In his talk, Avi will present Seaside as a heretic web framework, because by design it goes against what he says are today considered as best practices for web development:

  • Share as little state as possible.
  • Use clean, carefully chosen, and meaningful URLs.
  • Use templates to separate your model from your presentation.

This list made me wonder, how orthodox are Python web frameworks in this respect? A lot, I would say (not that this is a bad thing or anything).

The clean URL bit really is a point stressed strongly by some frameworks, like Zope. This seems to me to be a consequence of Python's own claims of readability and cleanliness and I think most Python frameworks strive for this.

Of course, Seaside doesn't just break this nice URL practice for the sake of ugliness, like some enterprisey CMS tools appear to do, but because it is necessary for its use of continuations.
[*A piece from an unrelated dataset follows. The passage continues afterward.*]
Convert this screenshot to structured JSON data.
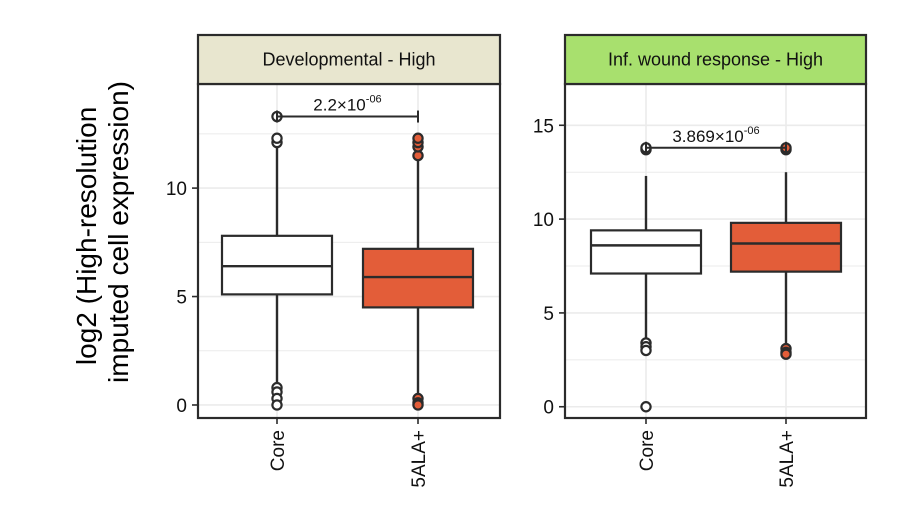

I see no reason why a Python framework would do this (well, unless it is built with stackless Python in mind).

The use of templates also seems to be a given for Python frameworks, though it is very hard to agree on a common way to do it. Template engines for Python are so varied and use so very different approaches and levels of flexibility, that one has to wonder if an API would at least reduce the time spent arguing about the merits of each template engine (of course, human nature being what it is, the flame war would then turn to be about the best way to design the API).
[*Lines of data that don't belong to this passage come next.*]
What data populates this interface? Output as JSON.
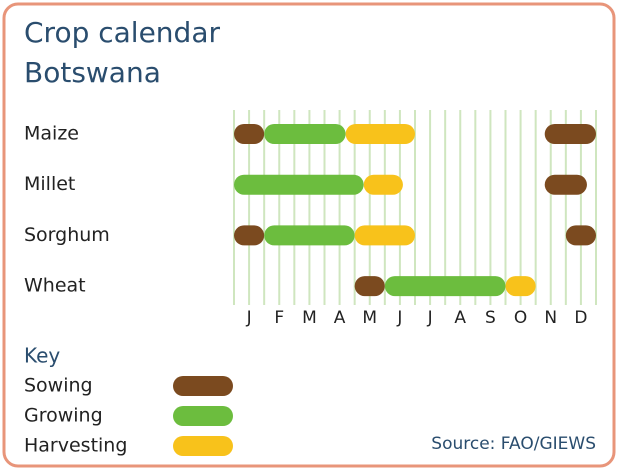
{
  "chart_data": {
    "type": "timeline",
    "title": "Crop calendar",
    "subtitle": "Botswana",
    "categories": [
      "J",
      "F",
      "M",
      "A",
      "M",
      "J",
      "J",
      "A",
      "S",
      "O",
      "N",
      "D"
    ],
    "xlim": [
      0,
      12
    ],
    "grid": true,
    "legend_title": "Key",
    "series": [
      {
        "name": "Sowing",
        "color": "#7b4a1f"
      },
      {
        "name": "Growing",
        "color": "#6cbd3e"
      },
      {
        "name": "Harvesting",
        "color": "#f8c21b"
      }
    ],
    "rows": [
      {
        "name": "Maize",
        "segments": [
          {
            "phase": "Sowing",
            "start": 0,
            "end": 1
          },
          {
            "phase": "Growing",
            "start": 1,
            "end": 3.7
          },
          {
            "phase": "Harvesting",
            "start": 3.7,
            "end": 6
          },
          {
            "phase": "Sowing",
            "start": 10.3,
            "end": 12
          }
        ]
      },
      {
        "name": "Millet",
        "segments": [
          {
            "phase": "Growing",
            "start": 0,
            "end": 4.3
          },
          {
            "phase": "Harvesting",
            "start": 4.3,
            "end": 5.6
          },
          {
            "phase": "Sowing",
            "start": 10.3,
            "end": 11.7
          }
        ]
      },
      {
        "name": "Sorghum",
        "segments": [
          {
            "phase": "Sowing",
            "start": 0,
            "end": 1
          },
          {
            "phase": "Growing",
            "start": 1,
            "end": 4
          },
          {
            "phase": "Harvesting",
            "start": 4,
            "end": 6
          },
          {
            "phase": "Sowing",
            "start": 11,
            "end": 12
          }
        ]
      },
      {
        "name": "Wheat",
        "segments": [
          {
            "phase": "Sowing",
            "start": 4,
            "end": 5
          },
          {
            "phase": "Growing",
            "start": 5,
            "end": 9
          },
          {
            "phase": "Harvesting",
            "start": 9,
            "end": 10
          }
        ]
      }
    ],
    "source": "Source: FAO/GIEWS"
  }
}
Seaside uses an HTML generation API for a number of reasons, the main one probably being the desire for writing all of the application using Smalltalk. In the Python world, this same reason has been used, for example, to criticize Zope's ZCML. A designer working with a Seaside developer would use CSS to alter the application's presentation. This can be done in a very elegant way, since Seaside uses a concept called halos to allow the designer to take a running copy of the application and alter the CSS of any defined element in place.

As for state sharing, the problem is, we all know, that the stateless request/response HTTP cycle makes it difficult to do this. You can use hidden fields or global sessions to get around it, but these are far from ideal solutions. Besides that, many session implementations requiere cookies and they can be turned off by the users. I think most Python frameworks use some kind of global sessions for this.
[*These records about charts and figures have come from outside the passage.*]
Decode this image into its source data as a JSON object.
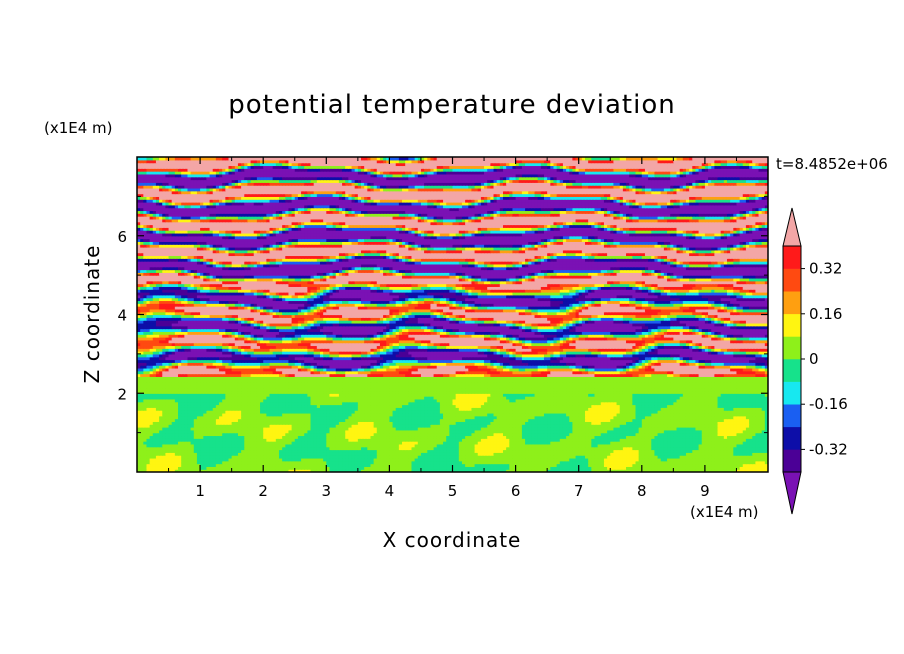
{
  "chart_data": {
    "type": "heatmap",
    "title": "potential temperature deviation",
    "xlabel": "X coordinate",
    "ylabel": "Z coordinate",
    "x_unit": "(x1E4 m)",
    "y_unit": "(x1E4 m)",
    "time_label": "t=8.4852e+06",
    "xlim": [
      0,
      10
    ],
    "ylim": [
      0,
      8
    ],
    "x_ticks": [
      1,
      2,
      3,
      4,
      5,
      6,
      7,
      8,
      9
    ],
    "y_ticks": [
      2,
      4,
      6
    ],
    "x_tick_labels": [
      "1",
      "2",
      "3",
      "4",
      "5",
      "6",
      "7",
      "8",
      "9"
    ],
    "y_tick_labels": [
      "2",
      "4",
      "6"
    ],
    "colorbar": {
      "levels": [
        -0.4,
        -0.32,
        -0.24,
        -0.16,
        -0.08,
        0,
        0.08,
        0.16,
        0.24,
        0.32,
        0.4
      ],
      "colors": [
        "#7a11b4",
        "#4b0096",
        "#0d0ea8",
        "#1a5ff2",
        "#17e8f0",
        "#16e28b",
        "#8ef01a",
        "#fff511",
        "#ff9f10",
        "#ff4a11",
        "#ff1a1a",
        "#f3a6a6"
      ],
      "under_color": "#7a11b4",
      "over_color": "#f3a6a6",
      "labels": [
        "0.32",
        "0.16",
        "0",
        "-0.16",
        "-0.32"
      ],
      "label_values": [
        0.32,
        0.16,
        0,
        -0.16,
        -0.32
      ]
    },
    "field_description_regions": [
      {
        "z_range": [
          0,
          2.0
        ],
        "dominant": [
          "#16e28b",
          "#8ef01a"
        ]
      },
      {
        "z_range": [
          2.0,
          2.4
        ],
        "dominant": [
          "#16e28b"
        ]
      },
      {
        "z_range": [
          2.4,
          4.8
        ],
        "dominant": [
          "#7a11b4",
          "#f3a6a6",
          "#1a5ff2",
          "#17e8f0"
        ]
      },
      {
        "z_range": [
          4.8,
          8.0
        ],
        "dominant": [
          "#7a11b4",
          "#f3a6a6"
        ]
      }
    ]
  }
}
Seaside uses continuations to be able to store and recover the state of an application (actually, only those objects registered for this), which allows things like having the application flow to be expressed sequentially (but not necessarily executed in that order) or the back button really work like most users would expect.

Since Python doesn't support continuations, this kind of control flow tricks can't be done by Python frameworks (but see the reference to CherryFlow above). Still, I think it's interesting to see how Seaside and other frameworks attack this problem.

Seaside is a very interesting framework, worth looking at, if not for developing with it, at least to challenge our ideas of how web development should work. Like Avi said, just keep an open mind.